Admittedly, I have very little experience upon which to base a judgement of this music or performance. These pieces by Astor Piazzolla (1921-1992) are orchestrated for marimba quartet (including a variety of non-pitched percussion) and the most "Tango" of instruments, the bandoneon (sounds similar to an accordian). The project of orchestrating Piazzolla's music is explained by Carrefour: "Sonority and melody are Carrefour's primary concerns, and therefore as a marimba ensemble we experience music making more intimately connected to the piano or the human voice than only to percussion instruments. For us every possible rhythmic impulse comprises myriad opportunities to play with the subtle and complex colors encapsulated in a single vibration… These ideas perfectly served the music while at the same time shedding new light on these timeless pieces." As someone who until this recording never gave Tango a second thought, I can say that the results are very engaging. Pieces such as " Buenos Aires hor cero," " Soledad ," and "Anxiety (from 5 Tango Sensations)" are intricate and exciting music that move far beyond the newcomer's obvious expectations of "dance music." The sheer range of sounds, the fluidity with which they are integrated, and the particular sonic characteristics of the marimbas make for a distinctive and memorable performance. One interesting thing to note is that this is the first recording a new musical instrument, the "Grubbophone," which is described as having a "sound color between that of a marimba and a double bass, but with a much lower range."

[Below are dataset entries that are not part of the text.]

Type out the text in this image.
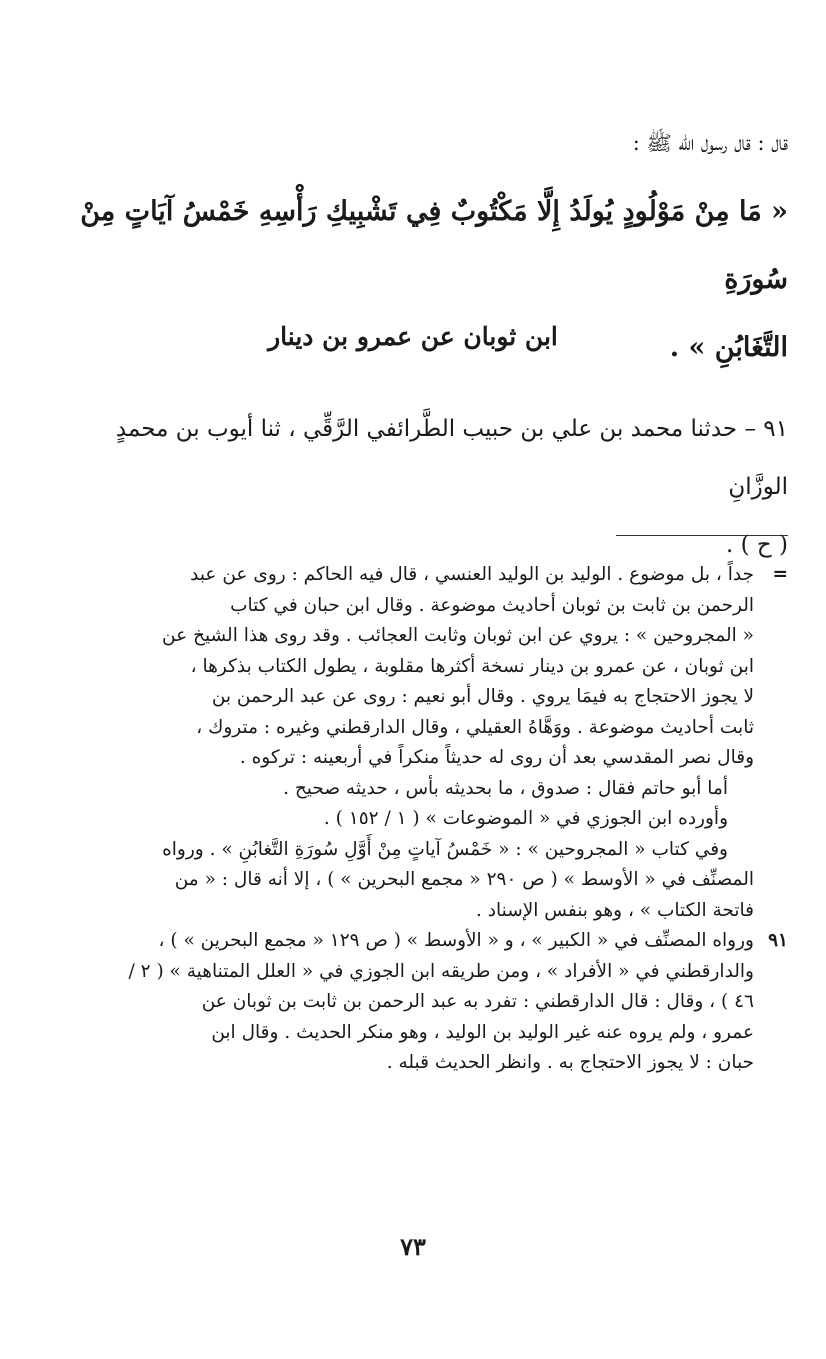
قال : قال رسول الله ﷺ :
« مَا مِنْ مَوْلُودٍ يُولَدُ إِلَّا مَكْتُوبٌ فِي تَشْبِيكِ رَأْسِهِ خَمْسُ آيَاتٍ مِنْ سُورَةِ
التَّغَابُنِ » .
ابن ثوبان عن عمرو بن دينار
٩١ – حدثنا محمد بن علي بن حبيب الطَّرائفي الرَّقِّي ، ثنا أيوب بن محمدٍ الوزَّانِ
( ح ) .
=

جداً ، بل موضوع . الوليد بن الوليد العنسي ، قال فيه الحاكم : روى عن عبد

الرحمن بن ثابت بن ثوبان أحاديث موضوعة . وقال ابن حبان في كتاب

« المجروحين » : يروي عن ابن ثوبان وثابت العجائب . وقد روى هذا الشيخ عن

ابن ثوبان ، عن عمرو بن دينار نسخة أكثرها مقلوبة ، يطول الكتاب بذكرها ،

لا يجوز الاحتجاج به فيمَا يروي . وقال أبو نعيم : روى عن عبد الرحمن بن

ثابت أحاديث موضوعة . ووَهَّاهُ العقيلي ، وقال الدارقطني وغيره : متروك ،

وقال نصر المقدسي بعد أن روى له حديثاً منكراً في أربعينه : تركوه .

أما أبو حاتم فقال : صدوق ، ما بحديثه بأس ، حديثه صحيح .

وأورده ابن الجوزي في « الموضوعات » ( ١ / ١٥٢ ) .

وفي كتاب « المجروحين » : « خَمْسُ آياتٍ مِنْ أَوَّلِ سُورَةِ التَّغابُنِ » . ورواه

المصنِّف في « الأوسط » ( ص ٢٩٠ « مجمع البحرين » ) ، إلا أنه قال : « من

فاتحة الكتاب » ، وهو بنفس الإسناد .

٩١

ورواه المصنِّف في « الكبير » ، و « الأوسط » ( ص ١٢٩ « مجمع البحرين » ) ،

والدارقطني في « الأفراد » ، ومن طريقه ابن الجوزي في « العلل المتناهية » ( ٢ /

٤٦ ) ، وقال : قال الدارقطني : تفرد به عبد الرحمن بن ثابت بن ثوبان عن

عمرو ، ولم يروه عنه غير الوليد بن الوليد ، وهو منكر الحديث . وقال ابن

حبان : لا يجوز الاحتجاج به . وانظر الحديث قبله .

٧٣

Sonic curiosity was the reason I ordered this SACD, and I was not disappointed. The "Producer's note" got me excited right away: "…The pieces recorded on this SACD have a wide dynamic range from the whispering and barely audible to the loud and brash." Initial caution is advised when setting the playback volume. Basically, the sonics on this SACD qualify it as a true audiophile reference recording. If you are auditioning audio gear, it is one of three or four SACDs you should have with you. The dynamics are absolutely stunning. They are not big swells of sound like one gets with orchestral music, but rather the kind of exhilarating transient dynamics that I would guess are only possible with expertly recorded pitched percussion. The background is absolutely black. In fact, it is actually spooky. Despite the fact that the mechanical sounds of the bandoneon are retained for authenticity (the bandoneon is featured on about half the tracks), the overall sound has an almost eerie quality of emerging out of, and receding back into, nothingness. That said, the recording achieves a very good sense of depth in the few places where the music is given a context of extra-musical sounds, such as the lead-in to " Buenos Aires hora cero." The different sounds blend and integrate in ways that enhance the musical collaboration, and yet retain their distinctive sonic and spatial characters.
Recommended for Tango fans and general music lovers; highly recommended for curious audiophiles.